И на подносе, честь-честью, Архипушкин внес закупоренную крепко и залитую с горлышка черным сургучом кубастую бутылку старого меда.

К распитию этой бутылки подошел и Протазанов. Не зная еще, как настроен Татаров, он сказал неожиданно для Гильчевского:

— По всем данным и выкладкам понесем мы в этом деле очень большие потери.

— Вы думаете? — спросил Добрынин, про себя, конечно, вполне с ним соглашаясь, а Татаров поддержал уверенно:

— Только слепой этого может не видеть.

Гильчевский делал вид, что очень занят тем, как Архипушкин отбивает черенком складного ножа со штопором сургуч, потом стал следить, правильно ли, не вкось ли он вводит в пробку штопор. Но вот зажал он бутылку между колен, сделал страшное лицо — глаза навыкат, даже покраснел от натуги, и наконец, точно пистолетный выстрел раздался, из горлышка показался дымок.

— Дым столетий! — возбужденно вскрикнул Гильчевский. — Ну-ка, содвинем бокалы! (Архипушкин очень проворно и умело налил меду в стопки.) За полную удачу завтрашней операции, господа!

"Содвинули бокалы", но все, как по команде, сначала пригубили, переглянулись, качнули головами и только после всего этого медленно стали втягивать густую хмельную душистую влагу.

— Д-да, это — напиток! — сказал Добрынин, на котором остановил спрашивающий, блестящий возбуждением взгляд Гильчевский.

— Да, конечно, — немногословно хотя, но с явным одобрением напитку поддержал его и Татаров, а Протазанов продекламировал:

— В старину живали деды веселей своих внучат!

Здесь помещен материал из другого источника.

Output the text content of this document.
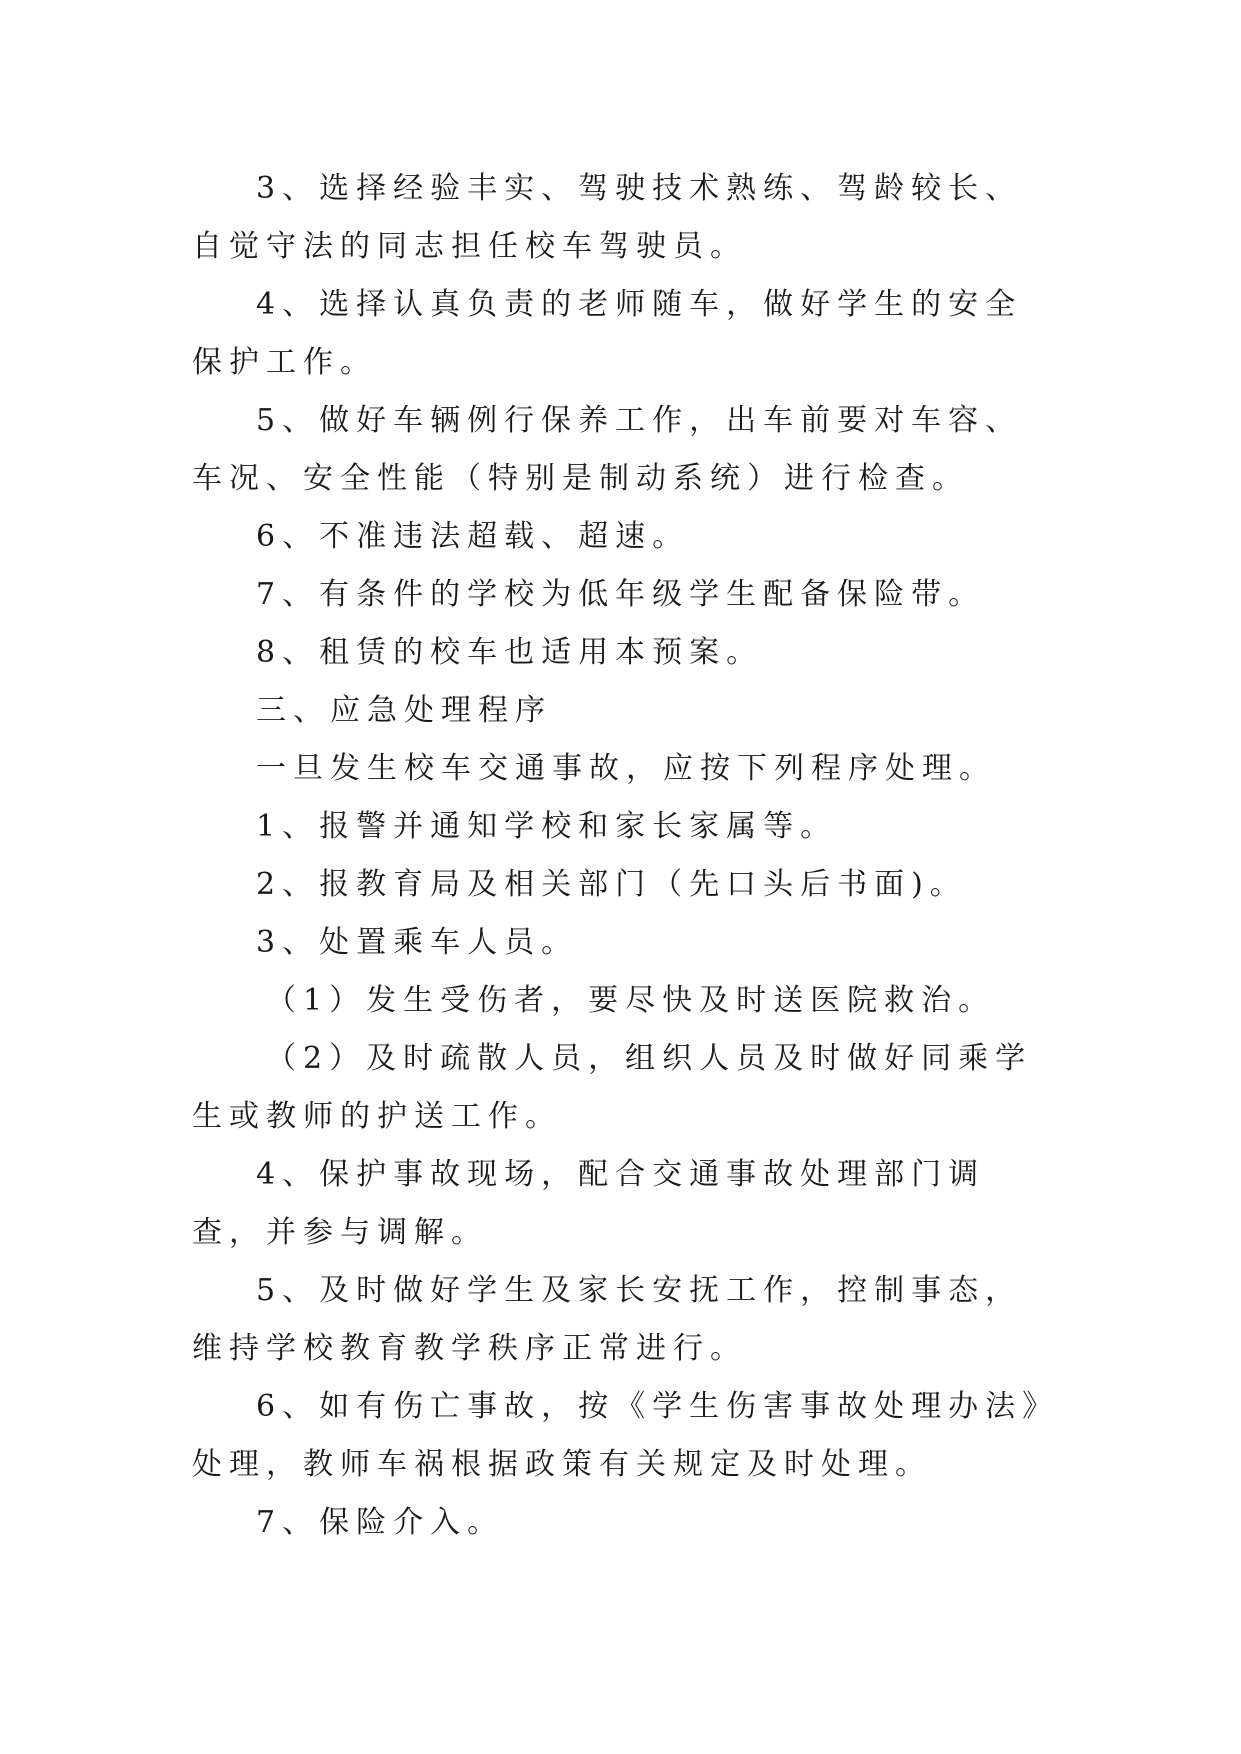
3、选择经验丰实、驾驶技术熟练、驾龄较长、自觉守法的同志担任校车驾驶员。

4、选择认真负责的老师随车，做好学生的安全保护工作。

5、做好车辆例行保养工作，出车前要对车容、车况、安全性能（特别是制动系统）进行检查。

6、不准违法超载、超速。

7、有条件的学校为低年级学生配备保险带。

8、租赁的校车也适用本预案。

三、应急处理程序

一旦发生校车交通事故，应按下列程序处理。

1、报警并通知学校和家长家属等。

2、报教育局及相关部门（先口头后书面)。

3、处置乘车人员。

（1）发生受伤者，要尽快及时送医院救治。

（2）及时疏散人员，组织人员及时做好同乘学生或教师的护送工作。

4、保护事故现场，配合交通事故处理部门调查，并参与调解。

5、及时做好学生及家长安抚工作，控制事态，维持学校教育教学秩序正常进行。

6、如有伤亡事故，按《学生伤害事故处理办法》处理，教师车祸根据政策有关规定及时处理。

7、保险介入。
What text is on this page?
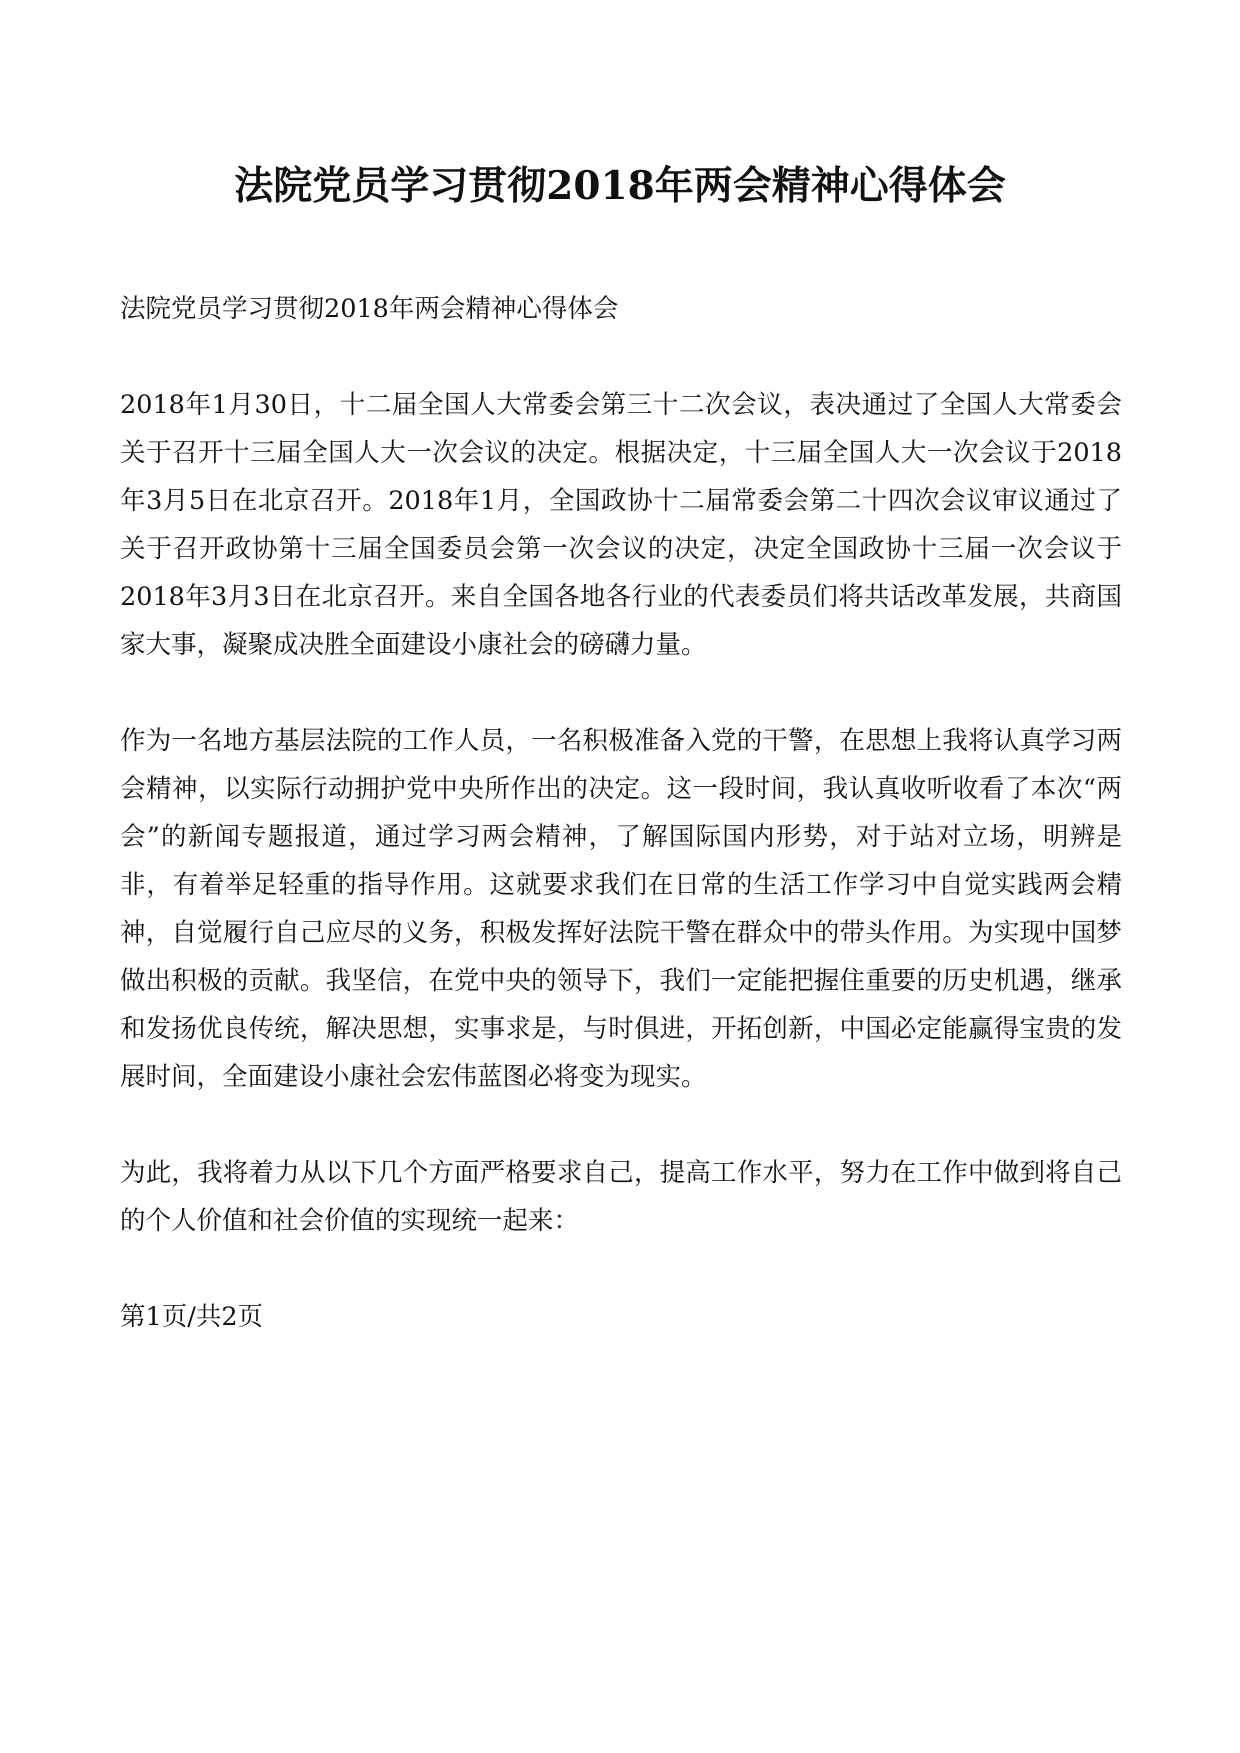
法院党员学习贯彻2018年两会精神心得体会

法院党员学习贯彻2018年两会精神心得体会

2018年1月30日，十二届全国人大常委会第三十二次会议，表决通过了全国人大常委会关于召开十三届全国人大一次会议的决定。根据决定，十三届全国人大一次会议于2018年3月5日在北京召开。2018年1月，全国政协十二届常委会第二十四次会议审议通过了关于召开政协第十三届全国委员会第一次会议的决定，决定全国政协十三届一次会议于2018年3月3日在北京召开。来自全国各地各行业的代表委员们将共话改革发展，共商国家大事，凝聚成决胜全面建设小康社会的磅礴力量。

作为一名地方基层法院的工作人员，一名积极准备入党的干警，在思想上我将认真学习两会精神，以实际行动拥护党中央所作出的决定。这一段时间，我认真收听收看了本次“两会”的新闻专题报道，通过学习两会精神，了解国际国内形势，对于站对立场，明辨是非，有着举足轻重的指导作用。这就要求我们在日常的生活工作学习中自觉实践两会精神，自觉履行自己应尽的义务，积极发挥好法院干警在群众中的带头作用。为实现中国梦做出积极的贡献。我坚信，在党中央的领导下，我们一定能把握住重要的历史机遇，继承和发扬优良传统，解决思想，实事求是，与时俱进，开拓创新，中国必定能赢得宝贵的发展时间，全面建设小康社会宏伟蓝图必将变为现实。

为此，我将着力从以下几个方面严格要求自己，提高工作水平，努力在工作中做到将自己的个人价值和社会价值的实现统一起来：

第1页/共2页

— Живали-то живали, а что же они жевали? — подмигнул Архипушкину Гильчевский и усадил всех за стол.

За столом он был очень оживлен, как студент, получивший на экзамене даже от самого придирчивого профессора отличную отметку: он видел, как постепенно расходится то, что отягощало лучшего из его полковых командиров, и он становится веселее и разговорчивей.

А на Протазанова, которому вздумалось во второй раз высказаться по поводу больших потерь, какие ожидают дивизию, он даже прикрикнул:

— Да что вы раскаркались, не понимаю! Разве мы одни будем форсировать Стырь? А десятая дивизия? Ведь она получила понтоны и гораздо раньше нас на том берегу очутится! Какие же особенные потери? Надо только почаще справляться, как у них там идет дело и будет идти дальше; также и со сто пятой дивизией держать связь. Фронт всего корпуса, фронт шириною в семнадцать верст, двинется вдруг сразу на этих каналий, — и что же вы думаете, что они устоят? Такого лататы зададут, что только держись! Только бы конницу, конницу чтобы вовремя вызвать, — э-эх!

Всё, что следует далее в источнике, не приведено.